– Eduardo Parra – Europa Press – Archives
MADRID, 18 décembre (EUROPA PRESS) –
La Confédération espagnole des employeurs des stations-service (Ceees) a salué le virage pragmatique opéré par la Commission européenne avec l'approbation du paquet automobile le 16 décembre, mais a exigé que Bruxelles s'engage sans équivoque en faveur d'une véritable neutralité technologique pour atteindre la neutralité climatique en 2050.
Dans le paquet présenté cette semaine à Bruxelles, qui servira de point de départ à la prise de position ultérieure du Parlement européen et du Conseil, la Commission assouplit les objectifs d'émissions de CO2 pour 2035, passant d'une réduction des émissions de 100 % à 90 %, en prenant comme référence les valeurs de 2021.
Pour le Ceees, cette flexibilité est une étape d'ordre plus qualitatif que quantitatif, puisque l'ouverture de la démarche n'est qu'un témoignage. « En d'autres termes, l'avantage de l'annonce faite mardi dernier est qu'elle montre que ce que l'on appelle les 'Objectifs 2035' ne sont pas gravés dans le marbre », a déclaré la confédération.
Cependant, sur une note négative, le Ceees a souligné que la proposition de la Commission est manifestement insuffisante, car elle limite considérablement les options pour atteindre la réduction indiquée des émissions de CO2.
En effet, les carburants renouvelables d'origine non biologique (Rfnbo) ne pourraient représenter que 3 % des émissions directes, tandis que les biocarburants issus des cultures ne sont même pas envisagés, bien qu'ils soient déjà utilisés aujourd'hui dans l'Union européenne et contribuent à atténuer les émissions polluantes.
« En bref, il manque aux propriétaires de stations-service une véritable neutralité technologique et une approche réaliste qui permette de mesurer les émissions nettes, tant des véhicules qui circulent que des énergies qui les animent, et de ne pas s'arrêter à l'analyse myope des mesures dans le pot d'échappement », ont-ils déploré.

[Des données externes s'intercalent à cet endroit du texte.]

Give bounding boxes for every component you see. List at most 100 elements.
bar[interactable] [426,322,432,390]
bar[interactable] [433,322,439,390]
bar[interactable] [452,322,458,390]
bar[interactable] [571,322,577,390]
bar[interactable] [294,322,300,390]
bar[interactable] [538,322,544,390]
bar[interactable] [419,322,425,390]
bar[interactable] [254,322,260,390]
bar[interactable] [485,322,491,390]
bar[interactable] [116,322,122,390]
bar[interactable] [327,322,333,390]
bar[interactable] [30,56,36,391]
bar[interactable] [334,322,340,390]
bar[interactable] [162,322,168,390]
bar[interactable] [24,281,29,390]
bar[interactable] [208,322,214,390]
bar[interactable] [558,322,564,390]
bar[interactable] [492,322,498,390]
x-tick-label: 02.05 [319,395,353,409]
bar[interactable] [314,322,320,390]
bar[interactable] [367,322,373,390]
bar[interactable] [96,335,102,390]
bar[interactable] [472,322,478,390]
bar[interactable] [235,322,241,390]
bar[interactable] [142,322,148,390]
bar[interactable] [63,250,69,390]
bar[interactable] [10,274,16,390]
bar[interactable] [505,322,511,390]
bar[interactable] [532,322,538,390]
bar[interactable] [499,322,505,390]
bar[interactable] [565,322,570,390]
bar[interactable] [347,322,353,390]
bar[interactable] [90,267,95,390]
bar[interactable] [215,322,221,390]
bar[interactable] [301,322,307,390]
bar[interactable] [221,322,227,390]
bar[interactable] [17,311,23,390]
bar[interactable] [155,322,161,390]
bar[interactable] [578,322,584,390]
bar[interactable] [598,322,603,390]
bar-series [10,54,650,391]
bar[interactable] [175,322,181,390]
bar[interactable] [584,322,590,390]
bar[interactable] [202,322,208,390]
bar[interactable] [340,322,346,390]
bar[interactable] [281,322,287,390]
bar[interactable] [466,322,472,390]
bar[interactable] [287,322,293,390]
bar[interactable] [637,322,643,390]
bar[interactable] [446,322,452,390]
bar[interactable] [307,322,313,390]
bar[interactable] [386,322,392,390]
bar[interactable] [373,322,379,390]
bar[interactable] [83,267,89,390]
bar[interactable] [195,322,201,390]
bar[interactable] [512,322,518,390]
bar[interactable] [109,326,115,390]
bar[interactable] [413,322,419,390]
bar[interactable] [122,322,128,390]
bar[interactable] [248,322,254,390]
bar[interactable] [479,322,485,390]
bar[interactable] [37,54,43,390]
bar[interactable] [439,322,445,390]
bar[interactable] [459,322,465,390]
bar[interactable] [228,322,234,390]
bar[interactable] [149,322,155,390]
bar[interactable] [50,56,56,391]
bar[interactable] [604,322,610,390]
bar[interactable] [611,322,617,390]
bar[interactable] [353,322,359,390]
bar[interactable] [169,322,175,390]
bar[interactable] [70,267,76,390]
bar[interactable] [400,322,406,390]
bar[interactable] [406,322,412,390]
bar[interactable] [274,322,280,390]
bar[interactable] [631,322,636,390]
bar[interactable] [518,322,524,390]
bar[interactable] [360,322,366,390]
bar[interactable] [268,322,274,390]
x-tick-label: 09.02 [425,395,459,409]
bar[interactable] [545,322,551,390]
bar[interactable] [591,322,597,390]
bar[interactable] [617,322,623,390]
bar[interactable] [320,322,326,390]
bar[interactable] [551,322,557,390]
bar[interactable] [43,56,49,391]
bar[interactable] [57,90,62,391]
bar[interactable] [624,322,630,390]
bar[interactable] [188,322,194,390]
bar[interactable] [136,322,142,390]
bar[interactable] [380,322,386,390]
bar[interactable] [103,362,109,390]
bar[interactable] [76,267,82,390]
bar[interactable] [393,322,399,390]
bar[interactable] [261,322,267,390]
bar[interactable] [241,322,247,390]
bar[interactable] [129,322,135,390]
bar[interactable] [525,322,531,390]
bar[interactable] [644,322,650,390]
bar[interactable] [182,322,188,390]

Dans cette optique, le travail entrepris par le CEEES depuis que le texte proposé par la Commission a été connu est de travailler main dans la main avec d'autres organisations pour expliquer au Conseil et au Parlement quelles sont les opportunités que les carburants renouvelables peuvent offrir aux citoyens européens et pourquoi « une politique de mobilité guidée par la neutralité technologique » est nécessaire.